Full disclosure: I never suspected the bleeding would go on this long. Since GE had one of the best management cultures in history, I counted on them to turn the trend around.

After all, GE is still one of the 20 biggest American companies by revenue: a behemoth that has $377 billion in assets and brings in another $122 billion a year. If scale is the salvation, GE management has all the resources that are required to get the stock back on the right track.

That’s the scenario I wanted to believe for years. A smaller company with less adroit leadership would have simply disintegrated by now and stopped the bleeding once and for all.

But GE was too big to die. Unfortunately, it has become increasingly clear that its sprawling scope is part of the problem as well as the solution.

And even if GE can get small enough to make shareholders happy in the long run, it’s now clear that the short term isn’t going to bring a whole lot of joy.

No Gain Without Pain

In the summer of 2016, GE had $400 billion in assets on the books balanced against $316 billion in liabilities, much of which reflected the weight of an underfunded pension plan and legacy long-term care insurance claims.

(If you like this kind of deep balance sheet analysis, you’re probably the type of investor who enjoys my Value Authority or Inner Circle services.)

Selling off non-core businesses like water treatment helped raise cash to deploy against their debt, but that anti-diversification strategy faltered when global demand for power plants hit a wall.

The world still needs power, and this is still a huge business. But with the heart of GE swinging from profit to loss, the balance sheet wasn’t going to get a lot of help here. Instead, management pivoted by either spinning out or selling pieces of the company that were currently working.

GE Healthcare, which might go public this year, accounts for a third of the conglomerate’s positive cash flow. Unwinding a hard-won merger with Baker Hughes will earn another $600 million a year in profit.

And even unloading the relatively minor transportation unit will only shrink GE’s overall revenue by 3 percent, while taking 7 percent of earnings off the board.

The operations being carved up for cash are the strongest ones. The GE that remains might only book $70 billion a year in revenue and generate $4 billion in operating profit.

The Reverse Goldilocks Scenario

While these are still big numbers, when we subtract the overhanging interest on the loans and the unfunded pension costs, the “lean and mean” new GE won’t be raising its dividend beyond $0.01 per share in the foreseeable future.

That’s a problem for the investors who relied on this company for quarterly checks. Granted, selling these businesses and their associated debt would give the balance sheet a lot of breathing room, but it’s unlikely to be enough to reward shareholders right away.

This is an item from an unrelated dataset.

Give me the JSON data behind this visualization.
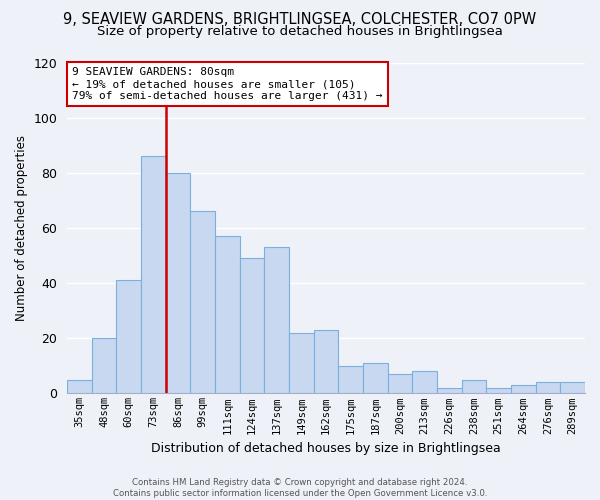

The most bullish scenario I’ve seen indicates that a new GE that is focused on jet engines and power plants will have $230 billion in assets and $183 billion in liabilities.

In absolute terms, the debt load is smaller. But when the figure is expressed as a ratio, it is clear that liquidating its assets to pay down its liabilities only makes GE a little weaker than it had been in 2016.

And sacrificing cash flow as well as its assets ensures that management will feel the pressure to keep selling until, through some miracle, the remaining businesses turn around or there’s nothing left.

The old GE was too big to get out of its own way. The new one may be too small to thrive.

Ultimately, the real salvation for long-suffering shareholders will probably end up being a piece of GE Healthcare. As a standalone company, it might easily be robust enough to pay us $0.10 a quarter in dividends per current GE share.

That’s right. This single unit was carrying 83 percent of the quarterly distribution on its own. Everything else either got lost in the noise or dragged down in the power plant operation’s losses.